I make no claim to ownership, in any way, shape, or form, to A Song of Ice and Fire or Game of Thrones
A/N: This is my first "Synthesis" SI I've written, where Joff and the SI are tossed into the same head. In contrast to future chapters, this one makes distinctions: those will have diminished by Winterfell. Whilst heavily skewed toward the SI, you'll see that the ingrained mannerisms and skills are meshing flawlessly. With, oddly, a little extra...
My eyes crack open, and I let a bit of air escape my lips. A moan? The ringing in my ears make it hard to tell. I'm wet. Not like that, you pervert. Just, in water. My hair is dripping and my face is burning like hell. I reach up to touch it, and it comes away bloody. Is that a voice?
"Prince Joffrey!"
"The Prince is fallen!"
A hand seizes me under the armpit and drags me away, a fellow with a chain around his neck rushing quickly to my side. He mutters pleasantries, whilst I simply try and conjure the two words properly: Prince. Joffrey. Joffrey Baratheon? I know that name. From... Game of Thrones? The prick prince? My left hand covers that area. Well, at least I'm a guy. That's for certain. Some murmuring voices continue, before I fall to sleep.
Baratheon.

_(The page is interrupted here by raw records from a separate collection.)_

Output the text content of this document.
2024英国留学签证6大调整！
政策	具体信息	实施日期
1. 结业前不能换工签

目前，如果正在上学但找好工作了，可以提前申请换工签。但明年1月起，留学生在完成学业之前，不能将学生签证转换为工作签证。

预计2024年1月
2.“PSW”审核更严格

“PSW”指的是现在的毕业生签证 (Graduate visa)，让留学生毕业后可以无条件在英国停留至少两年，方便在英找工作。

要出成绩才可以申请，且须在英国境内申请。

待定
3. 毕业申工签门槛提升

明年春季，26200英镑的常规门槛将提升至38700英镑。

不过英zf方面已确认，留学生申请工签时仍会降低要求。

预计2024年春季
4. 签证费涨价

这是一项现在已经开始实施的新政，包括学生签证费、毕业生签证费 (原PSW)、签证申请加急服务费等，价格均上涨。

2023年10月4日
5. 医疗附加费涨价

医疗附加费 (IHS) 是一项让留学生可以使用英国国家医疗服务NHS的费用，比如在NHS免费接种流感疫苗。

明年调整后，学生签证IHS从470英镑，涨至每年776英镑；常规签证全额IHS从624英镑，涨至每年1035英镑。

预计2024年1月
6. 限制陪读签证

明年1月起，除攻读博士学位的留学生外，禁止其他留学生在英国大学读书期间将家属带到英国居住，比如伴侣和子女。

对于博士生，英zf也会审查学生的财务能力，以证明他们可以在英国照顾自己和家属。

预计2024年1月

I Am Baratheon.
Joffrey, first of his name, Prince of the Andals, First Men, whatever all those titles are. That's who I am. But, not. I remember a life, of cars, of airplanes, of windmills and steel structures. And then I remember a childhood of bloody knees and a fat father, too big to sit all but a Destrider. I frown at that internally.
But I'm still not awake. Why aren't I awake? Am I dead? Some strange nexus of fantasy and truth, my thoughts blurring together? I just... I can't feel... Who am I?
I feel like I'm neither. Or both. Like Helios, almost. JC and AI combined, without a distinction. A unified structure, with the memories of both. But how do I... No. I was never that way. I am neither of these people. This is no time for an existential crisis. I am a hybrid. A character and a person.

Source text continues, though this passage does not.